Girlguiding volunteer, Louise Helsby, 24, is being recognised for the inclusion work she has been driving within Girlguiding North West England.
Girlguiding North West England has recently launched ‘Life After Guiding Idols…’ – a campaign taking place during Volunteers’ Week (1 – 7 June 2019), to reflect on previous recipients of the Guiding Idol award which recognised the significant contribution of its volunteers.
In June 2018, Louise was presented with the award for her inclusion work in units in Cheshire, specifically supporting members with disabilities and/or additional needs.
Since then, the recently appointed Inclusion Adviser has introduced Makaton in a local Brownie unit so that pre-verbal members can join in. Her work with this unit has resulted in them receiving an award from the Warrington Disability Partnership.
In her own Rainbow unit, Louise has effectively supported two young members with disabilities who previously found it difficult to make friends but who now have a group of friends that support them every step of the way.
She also worked hard to support a Rainbow, who is a wheelchair user, to attend unit meetings without the requirement of her PA for 1:1 support.
Louise shared: “She joins in, socialises with the other girls and, most importantly, the other girls are able to meet most of her needs without any adult support. She also recently attended a unit sleepover, something which was a whole new experience for her. She took the whole event in her stride, really coming out of her shell and turning out to be one of the loudest Rainbows we have.”
Louise is also passionate about ensuring Girlguiding’s programme is accessible to members with additional needs and spreads her drive beyond her young members, encouraging other leaders to make changes so that more young people can get involved.

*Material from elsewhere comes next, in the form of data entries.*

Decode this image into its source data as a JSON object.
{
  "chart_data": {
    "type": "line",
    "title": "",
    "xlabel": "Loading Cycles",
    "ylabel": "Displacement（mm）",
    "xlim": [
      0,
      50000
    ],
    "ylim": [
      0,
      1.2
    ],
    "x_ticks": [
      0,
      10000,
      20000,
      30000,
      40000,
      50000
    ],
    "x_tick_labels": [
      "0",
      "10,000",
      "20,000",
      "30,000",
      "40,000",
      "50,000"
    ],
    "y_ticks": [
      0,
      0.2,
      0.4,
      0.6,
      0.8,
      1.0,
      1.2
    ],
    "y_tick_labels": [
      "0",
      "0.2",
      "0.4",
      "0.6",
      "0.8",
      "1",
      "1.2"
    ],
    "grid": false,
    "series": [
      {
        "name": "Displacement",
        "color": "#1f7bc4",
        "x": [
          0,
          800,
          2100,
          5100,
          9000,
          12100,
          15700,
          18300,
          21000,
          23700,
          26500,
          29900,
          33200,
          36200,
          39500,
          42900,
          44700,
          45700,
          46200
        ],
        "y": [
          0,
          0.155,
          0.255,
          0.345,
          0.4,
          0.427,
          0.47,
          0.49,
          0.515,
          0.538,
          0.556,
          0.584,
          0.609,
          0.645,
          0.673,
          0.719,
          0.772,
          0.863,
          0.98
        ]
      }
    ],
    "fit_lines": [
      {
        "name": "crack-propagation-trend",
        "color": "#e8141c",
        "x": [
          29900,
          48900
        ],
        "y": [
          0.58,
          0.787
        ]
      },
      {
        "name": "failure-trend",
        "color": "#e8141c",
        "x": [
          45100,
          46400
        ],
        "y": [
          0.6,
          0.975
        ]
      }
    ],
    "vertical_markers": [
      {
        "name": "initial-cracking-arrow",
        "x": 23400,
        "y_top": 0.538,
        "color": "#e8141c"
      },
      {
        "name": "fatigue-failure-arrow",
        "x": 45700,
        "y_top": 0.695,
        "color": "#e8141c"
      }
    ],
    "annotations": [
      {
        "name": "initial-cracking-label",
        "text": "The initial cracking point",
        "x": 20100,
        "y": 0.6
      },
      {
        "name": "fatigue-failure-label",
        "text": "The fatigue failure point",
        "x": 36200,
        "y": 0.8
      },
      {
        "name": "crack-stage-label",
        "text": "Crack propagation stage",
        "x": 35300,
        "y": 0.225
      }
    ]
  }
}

She shared: “The adaptations should occur so that nobody realises that they have happened. This removes any stigma about a child being different and ensures that they can complete the same activity as others. It supports acceptance because the other girls can see that they can participate in activities just as much.”
Julie Walton, Region Chief Commissioner, said: “It’s great to be able to catch up with volunteers and see how far they have come since receiving their award. We appreciate all of the hard work and effort they put into Girlguiding. A simple thank you goes a very long way and gives our volunteers the confidence to go for new roles and embrace their volunteering journey – changing lives along the way.”